Dès les années 1950, les commerçants sont obligés de tenir une comptabilité et l’accès à la profession est réglementé. À la fin de la décennie, apparaissent les premiers supermarchés suivis des premiers hypermarchés (cf. Graphique 12). Même si ces types de commerces ne sont pas les premiers à abaisser les prix (grands magasins dès 1860, magasins populaires à partir de 1928), ils marquent clairement le départ d’une stratégie de concurrence appuyée sur la recherche des prix les plus bas, réduisant les marges bénéficiaires.

Pendant les années 1960, les commerçants comme les autres citoyens déplacent leur logement vers la périphérie et se rendent en voiture à leur travail. Les espaces d’habitation désertés permettent éventuellement l’agrandissement du commerce, sont parfois loués ou encore consacrés au stockage ou simplement délaissés.
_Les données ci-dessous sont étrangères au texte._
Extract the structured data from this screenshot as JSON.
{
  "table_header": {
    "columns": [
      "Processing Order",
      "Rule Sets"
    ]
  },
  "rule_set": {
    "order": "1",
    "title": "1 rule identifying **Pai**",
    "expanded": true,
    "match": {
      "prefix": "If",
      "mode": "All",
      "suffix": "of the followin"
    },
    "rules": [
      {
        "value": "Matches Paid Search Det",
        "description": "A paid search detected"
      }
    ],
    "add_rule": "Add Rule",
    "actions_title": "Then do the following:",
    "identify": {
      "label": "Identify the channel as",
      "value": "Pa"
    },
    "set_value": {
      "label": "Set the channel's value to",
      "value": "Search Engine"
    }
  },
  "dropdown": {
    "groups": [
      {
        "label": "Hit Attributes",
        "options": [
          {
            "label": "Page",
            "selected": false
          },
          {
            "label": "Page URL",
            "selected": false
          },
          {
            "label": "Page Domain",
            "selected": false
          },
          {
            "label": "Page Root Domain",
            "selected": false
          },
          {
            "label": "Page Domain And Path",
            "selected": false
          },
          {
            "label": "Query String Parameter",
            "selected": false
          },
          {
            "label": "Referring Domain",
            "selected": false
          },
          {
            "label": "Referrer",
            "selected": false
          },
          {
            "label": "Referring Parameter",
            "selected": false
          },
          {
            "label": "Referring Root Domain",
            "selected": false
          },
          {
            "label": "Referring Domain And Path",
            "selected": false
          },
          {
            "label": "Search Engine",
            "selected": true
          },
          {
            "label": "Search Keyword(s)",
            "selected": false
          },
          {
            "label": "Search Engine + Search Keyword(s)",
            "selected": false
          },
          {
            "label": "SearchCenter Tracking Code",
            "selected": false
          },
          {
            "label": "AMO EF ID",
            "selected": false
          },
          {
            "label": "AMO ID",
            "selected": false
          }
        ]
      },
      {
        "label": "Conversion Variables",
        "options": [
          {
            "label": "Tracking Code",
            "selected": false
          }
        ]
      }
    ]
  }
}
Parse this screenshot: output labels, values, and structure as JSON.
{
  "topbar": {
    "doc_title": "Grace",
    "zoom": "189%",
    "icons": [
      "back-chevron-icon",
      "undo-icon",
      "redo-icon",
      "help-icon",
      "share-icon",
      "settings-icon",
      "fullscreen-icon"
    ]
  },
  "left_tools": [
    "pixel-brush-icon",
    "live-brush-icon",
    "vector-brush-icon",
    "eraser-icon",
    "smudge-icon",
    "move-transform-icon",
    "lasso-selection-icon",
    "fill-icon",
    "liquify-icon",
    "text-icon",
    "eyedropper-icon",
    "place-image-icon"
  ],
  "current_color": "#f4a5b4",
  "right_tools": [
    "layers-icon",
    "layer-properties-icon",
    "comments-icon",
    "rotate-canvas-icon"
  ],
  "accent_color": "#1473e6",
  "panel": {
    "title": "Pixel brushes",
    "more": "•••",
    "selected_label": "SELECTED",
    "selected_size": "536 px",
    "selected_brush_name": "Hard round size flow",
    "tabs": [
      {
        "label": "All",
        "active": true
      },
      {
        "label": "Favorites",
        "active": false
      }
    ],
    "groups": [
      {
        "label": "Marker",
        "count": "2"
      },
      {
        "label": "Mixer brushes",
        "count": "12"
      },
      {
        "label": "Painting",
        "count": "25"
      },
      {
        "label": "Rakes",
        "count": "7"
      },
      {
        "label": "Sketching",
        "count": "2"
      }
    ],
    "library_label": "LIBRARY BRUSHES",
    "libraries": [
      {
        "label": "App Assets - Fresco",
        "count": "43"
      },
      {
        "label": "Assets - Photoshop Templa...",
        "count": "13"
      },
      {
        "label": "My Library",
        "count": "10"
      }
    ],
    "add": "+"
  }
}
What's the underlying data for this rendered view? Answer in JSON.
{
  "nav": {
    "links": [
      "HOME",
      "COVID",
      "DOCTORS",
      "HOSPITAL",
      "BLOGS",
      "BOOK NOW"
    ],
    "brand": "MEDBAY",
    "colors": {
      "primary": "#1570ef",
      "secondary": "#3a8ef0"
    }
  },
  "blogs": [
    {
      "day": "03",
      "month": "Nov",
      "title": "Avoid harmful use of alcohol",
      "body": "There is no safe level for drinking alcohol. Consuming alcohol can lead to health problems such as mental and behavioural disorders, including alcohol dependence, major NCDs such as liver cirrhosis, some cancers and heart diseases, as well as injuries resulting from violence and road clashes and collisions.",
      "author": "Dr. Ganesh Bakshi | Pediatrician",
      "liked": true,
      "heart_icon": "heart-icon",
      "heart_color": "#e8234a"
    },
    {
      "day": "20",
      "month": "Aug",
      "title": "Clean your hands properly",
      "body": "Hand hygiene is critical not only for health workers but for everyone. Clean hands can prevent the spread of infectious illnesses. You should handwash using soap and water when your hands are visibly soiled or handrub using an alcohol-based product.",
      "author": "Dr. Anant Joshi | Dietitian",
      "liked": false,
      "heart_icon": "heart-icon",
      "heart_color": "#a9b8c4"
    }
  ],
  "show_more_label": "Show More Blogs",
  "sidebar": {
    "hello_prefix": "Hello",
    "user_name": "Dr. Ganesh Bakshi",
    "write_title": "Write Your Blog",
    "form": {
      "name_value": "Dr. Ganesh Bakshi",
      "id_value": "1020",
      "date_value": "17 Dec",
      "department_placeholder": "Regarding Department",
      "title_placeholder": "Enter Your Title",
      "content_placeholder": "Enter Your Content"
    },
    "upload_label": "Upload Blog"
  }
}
À la fin des années 1960, les commerçants sont obligés d’avoir un compte postal ou bancaire.

En 1971, la TVA est instaurée, qui conduira beaucoup de petits commerçants à fermer ou à recourir aux services d’un comptable. En 1976, le code-barres commence à être utilisé dans le grand commerce en Europe. Il implique le scannage à la caisse et simplifie la gestion des stocks. Il ne sera adopté que bien plus tard dans le petit commerce. En 1979, apparaissent Bancontact et Mister Cash, qui fusionneront ultérieurement. Il s’agit là d’un des premiers services payants, qui vont progressivement se révéler indispensables mais aussi grever les bénéfices.

Dans les années 1980, la franchise se répand comme mode de gestion. Les études de localisation se multiplient, basées essentiellement sur le critère du nombre de passages de chalands. La demande devient plus forte pour les meilleurs emplacements de ce point de vue. Le rôle des courtiers immobiliers s’accentue comme intermédiaires entre les enseignes et les propriétaires. Ceux-ci se professionnalisent aussi : une part croissante des meilleurs emplacements commerciaux est devenue la propriété de sociétés immobilières, souvent liées à des compagnies d’assurance. Les loyers augmentent, jusqu’à 10 % du chiffre d’affaires et plus. Dans les meilleures rues, l’augmentation des loyers chasse de nombreux types de commerces et augmente la part de l’équipement de la personne, qui dispose de hautes marges bénéficiaires et peut donc payer des loyers importants. Dans la rue Neuve, par exemple, les cinémas, glaciers, pâtissiers, papetiers et bagagistes disparaissent. La part des enseignes y passe de 37 % en 1984 à 95 % en 2011. Les types de commerces micro-centraux, ceux qui recherchent les localisations centrales dans les noyaux commerciaux, représentaient 75 à 80 % des commerces de la rue Neuve de 1967 à 1987 ; en 1996, cette proportion est passée à 98 %. La même évolution se produit dans les rues principales des principales villes mais aussi dans les parties centrales des autres noyaux commerciaux importants.

En 1986, la Communauté économique européenne adopte la norme EDIFACT/ONUpour l’échange de données informatisées (EDI), qui va permettre le dialogue direct entre les ordinateurs des grands distributeurs et de leurs fournisseurs, et donc la livraison commandée directement par l’état des stocks (gestion à flux tendu).

L’imposition des doubles cuves aux stations services dès 1999 symbolise les préoccupations environnementales croissantes et leurs conséquences sous la forme de contraintes pour les commerçants. En 2002, le passage à l’euro inquiète fortement les petits commerçants, au point que certains décident d’arrêter leur commerce et que d’autres citent encore cet événement parmi les mauvaises périodes qu’ils ont connues. La même année, la création de l’Agence fédérale pour la sécurité de la chaîne alimentaire (AFSCA) fait suite à la crise de la vache folle et symbolise les contrôles croissants de tous types auxquels sont soumis les commerçants.

Sans qu’il soit possible de dater la transition, l’engagement et la gestion du personnel se sont aussi complexifiés, au point que pas mal de petits commerces recourent à un secrétariat social (qui constitue un service payant supplémentaire). L’imposition d’un modèle de caisse anti-fraude dans la restauration participe à la même tendance. Et la montée du commerce électronique devient une cause supplémentaire d’inquiétude pour les commerçants.

La conséquence de ces évolutions est que le chiffre d’affaires nécessaire pour être rentable a augmenté, et donc aussi la surface nécessaire.